To refinance a mortgage means to pay off your existing loan and replace it with a new one.
There are many reasons why homeowners opt to refinance, from
obtaining a lower interest rate, to shortening the term of the loan, to
switching mortgage loan types, to tapping into home equity.
Each has its considerations.
Lower Your Mortgage Rate
Among the best reasons to refinance is to get access to lower
mortgage rates. There is no “rule of thumb” that says how far rates
should drop for a refinance to be sensible. Compare your closing costs
to your monthly savings, and determine whether the math makes sense for
Shorten Your Loan Term
Refinancing your 30-year fixed rate mortgage to a 20-year fixed rate
or a 15-year fixed rate is a sensible way to reduce your long-term
mortgage costs, and to own your home sooner. As a bonus, with mortgage
rates currently near all-time lows, an increase to your monthly payment
from a shorter loan term may be negligible.

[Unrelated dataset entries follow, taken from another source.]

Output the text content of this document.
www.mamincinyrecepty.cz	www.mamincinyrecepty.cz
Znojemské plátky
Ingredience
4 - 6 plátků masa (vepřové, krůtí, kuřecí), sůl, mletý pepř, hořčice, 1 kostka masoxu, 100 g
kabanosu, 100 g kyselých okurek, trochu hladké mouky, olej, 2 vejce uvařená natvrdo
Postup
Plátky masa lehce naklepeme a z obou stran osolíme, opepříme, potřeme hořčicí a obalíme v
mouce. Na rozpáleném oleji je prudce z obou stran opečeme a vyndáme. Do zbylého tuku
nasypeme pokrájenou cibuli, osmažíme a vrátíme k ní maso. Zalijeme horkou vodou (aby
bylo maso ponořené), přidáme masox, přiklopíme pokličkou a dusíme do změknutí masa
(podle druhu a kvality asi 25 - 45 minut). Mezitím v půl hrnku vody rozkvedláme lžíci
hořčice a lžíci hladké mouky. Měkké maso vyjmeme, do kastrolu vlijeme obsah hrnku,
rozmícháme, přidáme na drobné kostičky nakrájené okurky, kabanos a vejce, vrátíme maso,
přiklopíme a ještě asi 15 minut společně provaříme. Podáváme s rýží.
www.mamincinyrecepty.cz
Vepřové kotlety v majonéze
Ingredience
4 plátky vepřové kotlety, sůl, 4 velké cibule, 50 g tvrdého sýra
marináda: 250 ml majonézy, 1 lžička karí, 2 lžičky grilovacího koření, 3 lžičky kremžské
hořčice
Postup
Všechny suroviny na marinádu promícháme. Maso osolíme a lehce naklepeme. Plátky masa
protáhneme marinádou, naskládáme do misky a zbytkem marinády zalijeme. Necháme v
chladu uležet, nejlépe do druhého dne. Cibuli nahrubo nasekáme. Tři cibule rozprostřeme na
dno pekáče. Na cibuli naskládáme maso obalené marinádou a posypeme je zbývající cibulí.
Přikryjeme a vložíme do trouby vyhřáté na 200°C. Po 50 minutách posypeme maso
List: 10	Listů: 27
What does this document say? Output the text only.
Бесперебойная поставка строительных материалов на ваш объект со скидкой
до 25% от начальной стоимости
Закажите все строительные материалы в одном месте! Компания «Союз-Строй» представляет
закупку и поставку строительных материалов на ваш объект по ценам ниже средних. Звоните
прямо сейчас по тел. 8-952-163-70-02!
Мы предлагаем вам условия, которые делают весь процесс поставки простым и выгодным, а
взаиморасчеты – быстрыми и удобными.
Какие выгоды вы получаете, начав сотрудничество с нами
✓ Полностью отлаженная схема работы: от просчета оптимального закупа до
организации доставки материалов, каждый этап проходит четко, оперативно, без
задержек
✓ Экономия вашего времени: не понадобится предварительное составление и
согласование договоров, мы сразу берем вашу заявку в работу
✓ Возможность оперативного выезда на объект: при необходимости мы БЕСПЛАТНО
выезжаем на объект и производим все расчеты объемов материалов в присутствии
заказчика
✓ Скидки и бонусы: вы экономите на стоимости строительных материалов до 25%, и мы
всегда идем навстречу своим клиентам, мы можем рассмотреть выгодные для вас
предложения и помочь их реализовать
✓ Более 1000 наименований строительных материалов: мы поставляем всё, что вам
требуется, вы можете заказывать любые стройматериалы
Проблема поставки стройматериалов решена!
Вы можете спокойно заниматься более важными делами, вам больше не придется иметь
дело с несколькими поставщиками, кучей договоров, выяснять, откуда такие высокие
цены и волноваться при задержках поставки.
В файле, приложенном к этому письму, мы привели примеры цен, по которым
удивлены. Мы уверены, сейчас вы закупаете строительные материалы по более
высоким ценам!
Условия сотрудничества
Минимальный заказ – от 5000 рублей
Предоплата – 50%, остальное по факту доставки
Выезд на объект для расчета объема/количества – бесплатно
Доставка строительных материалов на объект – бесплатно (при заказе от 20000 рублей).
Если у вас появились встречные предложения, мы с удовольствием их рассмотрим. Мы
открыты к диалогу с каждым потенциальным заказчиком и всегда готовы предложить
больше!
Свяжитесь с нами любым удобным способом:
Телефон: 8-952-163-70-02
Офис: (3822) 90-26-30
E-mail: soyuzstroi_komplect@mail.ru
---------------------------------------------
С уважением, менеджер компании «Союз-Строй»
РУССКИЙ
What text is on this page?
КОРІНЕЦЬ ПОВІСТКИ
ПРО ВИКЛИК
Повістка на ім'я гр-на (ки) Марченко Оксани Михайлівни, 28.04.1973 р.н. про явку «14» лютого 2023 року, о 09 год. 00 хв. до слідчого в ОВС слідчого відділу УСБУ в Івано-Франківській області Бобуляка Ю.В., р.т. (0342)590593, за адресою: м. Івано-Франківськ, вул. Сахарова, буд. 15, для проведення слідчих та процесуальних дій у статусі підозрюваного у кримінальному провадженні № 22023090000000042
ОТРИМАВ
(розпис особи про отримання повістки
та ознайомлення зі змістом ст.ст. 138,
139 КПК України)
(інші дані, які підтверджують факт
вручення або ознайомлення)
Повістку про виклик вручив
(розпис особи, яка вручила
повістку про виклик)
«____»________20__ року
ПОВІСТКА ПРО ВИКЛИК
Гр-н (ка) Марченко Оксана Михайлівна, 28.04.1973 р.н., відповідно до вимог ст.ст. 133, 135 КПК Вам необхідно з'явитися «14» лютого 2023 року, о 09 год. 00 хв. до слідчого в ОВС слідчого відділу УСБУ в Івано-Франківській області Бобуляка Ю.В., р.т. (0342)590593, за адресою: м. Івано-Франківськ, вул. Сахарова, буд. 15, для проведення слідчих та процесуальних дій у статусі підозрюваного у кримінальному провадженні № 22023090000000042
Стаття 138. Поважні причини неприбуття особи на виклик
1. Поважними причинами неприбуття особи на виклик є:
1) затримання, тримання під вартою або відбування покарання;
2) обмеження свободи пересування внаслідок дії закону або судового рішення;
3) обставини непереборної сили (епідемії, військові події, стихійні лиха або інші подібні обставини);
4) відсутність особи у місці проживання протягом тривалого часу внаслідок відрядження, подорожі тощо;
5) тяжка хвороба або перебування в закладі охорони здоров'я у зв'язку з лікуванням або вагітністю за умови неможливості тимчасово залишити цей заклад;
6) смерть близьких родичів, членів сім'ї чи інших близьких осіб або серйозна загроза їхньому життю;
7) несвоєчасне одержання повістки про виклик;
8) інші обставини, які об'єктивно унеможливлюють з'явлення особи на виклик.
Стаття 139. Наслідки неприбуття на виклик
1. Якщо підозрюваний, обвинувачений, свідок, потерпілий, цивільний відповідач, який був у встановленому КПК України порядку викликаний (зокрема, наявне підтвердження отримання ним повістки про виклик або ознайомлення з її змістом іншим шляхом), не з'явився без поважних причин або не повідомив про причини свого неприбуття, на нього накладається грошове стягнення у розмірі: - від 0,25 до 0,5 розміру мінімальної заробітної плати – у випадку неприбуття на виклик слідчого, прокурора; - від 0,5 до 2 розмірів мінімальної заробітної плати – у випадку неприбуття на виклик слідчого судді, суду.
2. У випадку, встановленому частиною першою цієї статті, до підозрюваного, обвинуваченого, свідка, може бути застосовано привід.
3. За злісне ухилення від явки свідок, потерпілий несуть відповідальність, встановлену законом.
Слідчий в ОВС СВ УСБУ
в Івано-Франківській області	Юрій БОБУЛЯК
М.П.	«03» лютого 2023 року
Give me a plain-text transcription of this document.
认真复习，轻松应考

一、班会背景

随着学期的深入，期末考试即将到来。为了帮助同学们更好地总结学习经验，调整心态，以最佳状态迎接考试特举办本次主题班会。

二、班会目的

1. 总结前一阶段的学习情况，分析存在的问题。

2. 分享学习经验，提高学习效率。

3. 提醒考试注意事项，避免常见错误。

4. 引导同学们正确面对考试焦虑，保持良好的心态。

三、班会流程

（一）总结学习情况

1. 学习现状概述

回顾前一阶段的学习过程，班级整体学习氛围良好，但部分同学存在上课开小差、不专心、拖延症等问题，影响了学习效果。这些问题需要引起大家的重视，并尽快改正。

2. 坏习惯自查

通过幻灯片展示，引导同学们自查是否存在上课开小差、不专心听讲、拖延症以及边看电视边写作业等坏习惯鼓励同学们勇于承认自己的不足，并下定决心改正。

Convert ARM To Fixed Rate Mortgage
Homeowners with adjustable-rate mortgages may want
the comfort of a fixed-rate payment. Mortgage rates for fixed-rate
mortgages are often higher than for comparable ARMs so be prepared to
pay more to your lender each month.
Access Equity For Projects, Debts, Or Other Reasons
Called a “cash out” refinance, homeowners can sometimes use home
equity to retire debts, pay for renovations, or use for other purposes
including education costs and retirement. Lenders place restrictions on
loans of this type. A refinanced home loan can help you reach specific
financial goals or just put extra cash in your pocket each month – just
make sure that there’s a clear benefit to you.
Paying large closing costs for small monthly savings or negligible
long-term benefit should be avoided. Many lenders offer low- or
no-closing costs options for refinancing. Be sure to ask about it.